Statins, mechanisms, and myocyte-protective effects. Statins increase the expression of KLF2 and eNOS synthesis and also increase the activation of eNOS and nitric oxide production. In the myocyte the activation of AMPK increases the income and energy substrate utilization, as well as the production of ATP.

Figure 4

Statins and recapture of the RISK pathway. This modified graphic of Mensah's work, shows how the quotient (necrosis/ischemia) is similar in rats treated for 1 or 2 weeks with methylcellulose (red bars) or atorvastatin (blue bars). This loss of myocyte-protective effect is “recaptured” significantly with the reload of atorvastatin (green bars).

Figure 5

ARMYDA-Original study. This modified graphic of the ARMYDA-Original study (Vincenso Pasceri as first author) demonstrated for the first time as a randomized study the favorable effect of statins before PCI. In individuals with stable coronary syndromes, statin-naïve, undergoing elective PCI, the administration of atorvastatin 40 mg/7 days before PCI significantly reduces the incidence of MI-PCI associated (CPK-MB > 2x ULN, 2004 criteria). The MI-PCI associated was 18% in the placebo group versus 5% in the atorvastatin group with P = .025.

Figure 6

ARMYDA-CAMs study. This modified graphic of the ARMYDA-CAMs study showed that, in a preselected subgroup or the ARMYDA-Original study, in individuals with stable coronary syndromes, statin-naïve, and undergoing elective PCI, the administration of atorvastatin 40 mg/7 days before PCI significantly reduced the percentage of elevation 24 hours after PCI of ICAM and E-selectin. This reduction was not observed with VCAM (not shown in the graphic).

Figure 7

NAPLES II Study. This modified graphic of the NAPLES II study, confirmed with a randomized study, as compared to a control group, the favorable effect of statins before PCI. In individuals with stable coronary syndromes, statin-naive undergoing elective PCI, the administration of atorvastatin 80 mg/24 hours before PCI significantly reduces the incidence of MI-PCI associated (CPK-MB > 3x ULN, 2007 criteria). As can be seen, the benefit was especially significant in the subgroup of individuals with CRP > 6 mg/L before PCI, in this subgroup the incidence of MI-PCI associated was 16.5% in the control group versus 4.6% in the atorvastatin group with P = .016.

Figure 8

ARMYDA-RECAPTURE study. This modified graphic of the ARMYDA-RELOAD (RECAPTURE) study, showed with a randomized design, as compared to patients treated with placebo, the recapture effect of statins.
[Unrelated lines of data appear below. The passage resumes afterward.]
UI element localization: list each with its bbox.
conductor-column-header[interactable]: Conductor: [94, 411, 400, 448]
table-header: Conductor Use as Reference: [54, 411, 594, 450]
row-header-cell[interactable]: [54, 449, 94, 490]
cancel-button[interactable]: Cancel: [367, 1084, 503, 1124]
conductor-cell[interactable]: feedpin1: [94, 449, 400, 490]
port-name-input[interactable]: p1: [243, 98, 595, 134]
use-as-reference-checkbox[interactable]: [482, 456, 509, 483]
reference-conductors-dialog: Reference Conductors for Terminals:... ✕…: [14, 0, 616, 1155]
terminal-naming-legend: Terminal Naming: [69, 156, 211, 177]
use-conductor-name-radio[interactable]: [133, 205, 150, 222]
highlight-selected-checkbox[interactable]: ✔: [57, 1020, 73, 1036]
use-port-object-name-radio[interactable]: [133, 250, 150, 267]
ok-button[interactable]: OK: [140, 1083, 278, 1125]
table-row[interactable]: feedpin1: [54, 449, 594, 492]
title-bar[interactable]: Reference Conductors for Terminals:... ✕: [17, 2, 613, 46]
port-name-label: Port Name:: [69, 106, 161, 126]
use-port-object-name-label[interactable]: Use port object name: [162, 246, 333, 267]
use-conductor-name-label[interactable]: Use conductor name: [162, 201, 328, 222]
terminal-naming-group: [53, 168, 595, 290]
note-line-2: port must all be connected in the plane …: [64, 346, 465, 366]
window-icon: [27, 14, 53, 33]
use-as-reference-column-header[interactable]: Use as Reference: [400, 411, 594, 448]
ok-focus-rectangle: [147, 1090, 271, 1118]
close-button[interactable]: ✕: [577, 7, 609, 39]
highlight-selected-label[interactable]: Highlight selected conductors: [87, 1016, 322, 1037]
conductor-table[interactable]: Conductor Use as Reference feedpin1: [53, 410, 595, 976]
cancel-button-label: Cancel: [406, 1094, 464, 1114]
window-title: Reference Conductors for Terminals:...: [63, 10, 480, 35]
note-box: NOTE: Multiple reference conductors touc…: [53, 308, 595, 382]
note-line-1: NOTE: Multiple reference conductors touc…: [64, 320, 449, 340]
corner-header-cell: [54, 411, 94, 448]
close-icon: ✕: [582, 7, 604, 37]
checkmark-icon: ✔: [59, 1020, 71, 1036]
In individuals with stable and unstable coronary syndromes, chronically treated with statins and LDL <100 mg/dl, who underwent elective or semiurgent PCI, the administration of 120 mg of atorvastatin before PCI significantly reduces the incidence of MACEs on day 30 after PCI. This benefit was very significant in the subgroup of individuals with unstable coronary syndromes, with an MACEs incidence of 14.8% in the placebo group versus 3.3% in the atorvastatin group with P = .015.

Figure 9

Statin-STEMI study. This modified graphic of the Statin-STEMI study, demonstrated the favorable effect of high doses of atorvastatin before primary PCI on the Myocardial Reperfusion Indicators (cTFC, CSTR, and MBG) after procedure in individuals with STEMI.